Expanding Man (Michael Savastio)
My educational background is in both experimental and theoretical high energy physics. My initial programming experience mostly centered around scientific/numerical computing in C++ and fortran. Since receiving my PhD I have been working as a data scientist, and have been using Julia primarily both in and outside my job for almost 7 years. My recent programming experiences have involved both convex and non-convex optimization, including large-scale mixed integer conic programming, as well as machine learning and statistics. My interest in Julia and other new languages such as zig
, as well as my enthusiasm for the broader Linux ecosystem has also caused me to spend a lot of time with serialization, IPC and network protocols. I also enjoy video games which has led me to watch projects around gaming on Linux, and as a guitar player I'm also interested in audio.
Sessions
The parquet tabular data storage format has become one of the most ubiquitous, particularly in "big data" contexts where it is arguably the only binary format to successfully supplant CSV. Despite this, there are relatively few implementations of parquet, which, historically, has presented challenges for Julia.

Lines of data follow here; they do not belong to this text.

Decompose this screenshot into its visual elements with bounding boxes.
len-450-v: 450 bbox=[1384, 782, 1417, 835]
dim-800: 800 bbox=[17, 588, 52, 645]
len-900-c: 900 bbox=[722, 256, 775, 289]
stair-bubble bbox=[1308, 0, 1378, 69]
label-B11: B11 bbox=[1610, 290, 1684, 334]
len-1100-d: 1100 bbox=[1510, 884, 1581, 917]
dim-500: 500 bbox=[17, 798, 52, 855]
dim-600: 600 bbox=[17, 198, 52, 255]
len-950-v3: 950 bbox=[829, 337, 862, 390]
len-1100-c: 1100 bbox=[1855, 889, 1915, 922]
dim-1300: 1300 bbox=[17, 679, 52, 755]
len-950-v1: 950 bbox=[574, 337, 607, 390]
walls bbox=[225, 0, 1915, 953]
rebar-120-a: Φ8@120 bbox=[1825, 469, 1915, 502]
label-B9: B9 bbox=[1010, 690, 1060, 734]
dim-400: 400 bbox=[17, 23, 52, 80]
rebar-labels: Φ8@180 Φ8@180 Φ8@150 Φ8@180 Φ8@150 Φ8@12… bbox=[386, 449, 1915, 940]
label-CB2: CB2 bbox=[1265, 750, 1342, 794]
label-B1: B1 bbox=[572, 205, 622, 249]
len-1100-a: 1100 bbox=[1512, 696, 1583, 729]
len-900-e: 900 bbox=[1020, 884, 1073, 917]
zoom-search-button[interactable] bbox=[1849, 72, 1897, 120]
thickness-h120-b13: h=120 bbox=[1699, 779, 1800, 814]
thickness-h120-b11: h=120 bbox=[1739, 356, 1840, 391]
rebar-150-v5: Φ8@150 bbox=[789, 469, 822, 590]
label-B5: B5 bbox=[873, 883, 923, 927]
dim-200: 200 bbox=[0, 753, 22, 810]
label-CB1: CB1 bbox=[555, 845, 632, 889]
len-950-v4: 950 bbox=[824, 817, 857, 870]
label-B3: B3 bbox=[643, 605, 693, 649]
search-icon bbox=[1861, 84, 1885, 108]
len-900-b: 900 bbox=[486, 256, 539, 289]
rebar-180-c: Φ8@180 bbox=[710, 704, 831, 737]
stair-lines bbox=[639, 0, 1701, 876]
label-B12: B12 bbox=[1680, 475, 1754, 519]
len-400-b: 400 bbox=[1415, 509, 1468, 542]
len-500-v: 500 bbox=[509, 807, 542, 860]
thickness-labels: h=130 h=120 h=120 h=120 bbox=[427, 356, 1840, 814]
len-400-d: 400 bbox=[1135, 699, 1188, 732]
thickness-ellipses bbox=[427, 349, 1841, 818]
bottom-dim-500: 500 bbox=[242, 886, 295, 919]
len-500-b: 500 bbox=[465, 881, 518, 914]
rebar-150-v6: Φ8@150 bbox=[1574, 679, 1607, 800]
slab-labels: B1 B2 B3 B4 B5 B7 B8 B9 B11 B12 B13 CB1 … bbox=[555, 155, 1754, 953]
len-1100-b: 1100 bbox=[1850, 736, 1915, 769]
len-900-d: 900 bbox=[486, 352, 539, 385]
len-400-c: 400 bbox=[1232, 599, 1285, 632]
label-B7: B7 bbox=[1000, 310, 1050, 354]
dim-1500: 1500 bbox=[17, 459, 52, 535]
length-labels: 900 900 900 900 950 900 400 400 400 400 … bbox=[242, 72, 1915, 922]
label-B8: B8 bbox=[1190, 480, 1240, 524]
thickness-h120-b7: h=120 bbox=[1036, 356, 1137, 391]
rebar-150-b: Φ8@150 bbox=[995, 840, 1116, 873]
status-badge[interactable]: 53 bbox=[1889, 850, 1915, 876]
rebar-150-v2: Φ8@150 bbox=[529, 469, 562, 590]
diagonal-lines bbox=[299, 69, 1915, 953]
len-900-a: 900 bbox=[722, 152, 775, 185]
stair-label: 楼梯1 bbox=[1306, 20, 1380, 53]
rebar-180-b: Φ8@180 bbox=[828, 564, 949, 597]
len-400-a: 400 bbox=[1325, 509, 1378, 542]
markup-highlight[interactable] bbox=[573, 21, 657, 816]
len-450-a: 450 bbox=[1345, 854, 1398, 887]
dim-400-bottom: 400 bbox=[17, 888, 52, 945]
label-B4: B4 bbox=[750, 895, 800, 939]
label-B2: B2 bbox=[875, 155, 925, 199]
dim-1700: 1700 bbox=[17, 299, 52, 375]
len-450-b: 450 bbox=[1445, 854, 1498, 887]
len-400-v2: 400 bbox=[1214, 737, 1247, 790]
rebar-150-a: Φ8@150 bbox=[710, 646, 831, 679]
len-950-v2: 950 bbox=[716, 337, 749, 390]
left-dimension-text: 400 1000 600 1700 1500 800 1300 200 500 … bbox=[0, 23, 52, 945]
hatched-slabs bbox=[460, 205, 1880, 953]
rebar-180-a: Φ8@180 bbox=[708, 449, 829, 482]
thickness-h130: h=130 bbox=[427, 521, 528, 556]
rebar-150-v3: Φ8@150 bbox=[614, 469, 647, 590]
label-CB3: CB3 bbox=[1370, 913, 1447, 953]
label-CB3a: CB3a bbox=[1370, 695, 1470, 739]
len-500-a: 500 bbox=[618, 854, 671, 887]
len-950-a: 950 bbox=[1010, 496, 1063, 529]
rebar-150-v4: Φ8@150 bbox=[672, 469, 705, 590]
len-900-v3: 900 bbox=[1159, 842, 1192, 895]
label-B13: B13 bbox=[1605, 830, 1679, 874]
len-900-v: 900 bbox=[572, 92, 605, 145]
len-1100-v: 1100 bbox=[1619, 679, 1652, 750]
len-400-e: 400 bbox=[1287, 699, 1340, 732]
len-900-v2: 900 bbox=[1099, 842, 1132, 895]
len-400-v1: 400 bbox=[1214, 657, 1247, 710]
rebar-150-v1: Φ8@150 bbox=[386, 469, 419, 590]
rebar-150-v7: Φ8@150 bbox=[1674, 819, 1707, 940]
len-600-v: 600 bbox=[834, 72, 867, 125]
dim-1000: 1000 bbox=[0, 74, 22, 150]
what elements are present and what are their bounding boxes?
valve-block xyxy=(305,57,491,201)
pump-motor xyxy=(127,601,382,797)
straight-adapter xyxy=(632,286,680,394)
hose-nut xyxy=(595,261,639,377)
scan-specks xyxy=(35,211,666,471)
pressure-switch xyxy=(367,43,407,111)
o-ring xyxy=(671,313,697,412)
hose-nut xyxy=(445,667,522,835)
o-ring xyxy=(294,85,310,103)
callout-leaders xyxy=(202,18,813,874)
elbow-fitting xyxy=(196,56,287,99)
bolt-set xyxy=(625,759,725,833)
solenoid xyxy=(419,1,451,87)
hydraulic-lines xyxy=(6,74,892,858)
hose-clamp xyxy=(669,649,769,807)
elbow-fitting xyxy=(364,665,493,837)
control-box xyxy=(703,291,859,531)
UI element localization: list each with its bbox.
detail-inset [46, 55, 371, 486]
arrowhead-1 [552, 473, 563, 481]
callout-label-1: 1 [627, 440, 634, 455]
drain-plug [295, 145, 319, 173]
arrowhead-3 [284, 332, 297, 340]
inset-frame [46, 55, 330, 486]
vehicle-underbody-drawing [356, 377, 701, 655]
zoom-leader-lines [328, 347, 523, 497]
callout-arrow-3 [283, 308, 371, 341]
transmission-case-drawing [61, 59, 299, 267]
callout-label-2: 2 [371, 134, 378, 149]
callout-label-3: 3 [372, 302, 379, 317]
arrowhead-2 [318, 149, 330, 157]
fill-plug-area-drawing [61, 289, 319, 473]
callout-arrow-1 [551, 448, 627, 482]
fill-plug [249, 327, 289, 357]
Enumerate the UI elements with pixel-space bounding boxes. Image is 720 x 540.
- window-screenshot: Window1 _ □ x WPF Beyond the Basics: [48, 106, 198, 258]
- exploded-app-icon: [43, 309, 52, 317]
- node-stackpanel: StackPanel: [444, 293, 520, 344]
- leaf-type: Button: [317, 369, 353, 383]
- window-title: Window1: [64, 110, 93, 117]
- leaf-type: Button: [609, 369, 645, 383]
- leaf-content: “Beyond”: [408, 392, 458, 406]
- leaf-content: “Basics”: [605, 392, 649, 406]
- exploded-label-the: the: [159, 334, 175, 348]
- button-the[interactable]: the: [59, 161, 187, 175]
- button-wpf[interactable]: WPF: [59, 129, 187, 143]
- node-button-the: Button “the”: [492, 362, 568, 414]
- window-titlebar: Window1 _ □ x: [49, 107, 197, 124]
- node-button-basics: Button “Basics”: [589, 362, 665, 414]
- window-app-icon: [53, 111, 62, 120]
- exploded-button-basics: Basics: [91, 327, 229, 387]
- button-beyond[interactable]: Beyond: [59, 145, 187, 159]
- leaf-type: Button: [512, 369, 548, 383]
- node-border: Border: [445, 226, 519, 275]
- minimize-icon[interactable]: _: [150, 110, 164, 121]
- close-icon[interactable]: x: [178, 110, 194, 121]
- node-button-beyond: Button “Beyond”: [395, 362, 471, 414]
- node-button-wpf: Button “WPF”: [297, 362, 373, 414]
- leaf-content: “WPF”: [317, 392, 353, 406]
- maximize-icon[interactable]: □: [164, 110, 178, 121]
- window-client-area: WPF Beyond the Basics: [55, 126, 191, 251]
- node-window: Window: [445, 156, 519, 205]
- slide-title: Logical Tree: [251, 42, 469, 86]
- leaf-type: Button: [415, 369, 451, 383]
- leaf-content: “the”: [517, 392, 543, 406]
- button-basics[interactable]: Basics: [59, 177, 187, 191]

I will give a brief overview of Parquet2.jl, a pure Julia parquet implementation including comparison to other tools and formats and what is still needed to reach parity with pyarrow.
Gradient boosted trees are a wonderfully flexible tool for machine learning and XGBoost is a state-of-the-art, widely used C++ implementation. Thanks to the library's C bindings, XGBoost has been usable from Julia for quite a long time. Recently, the wrapper has been rewritten as 2.0 and offers many fun new features, some of which were previously only available in the Python, R or JVM wrappers.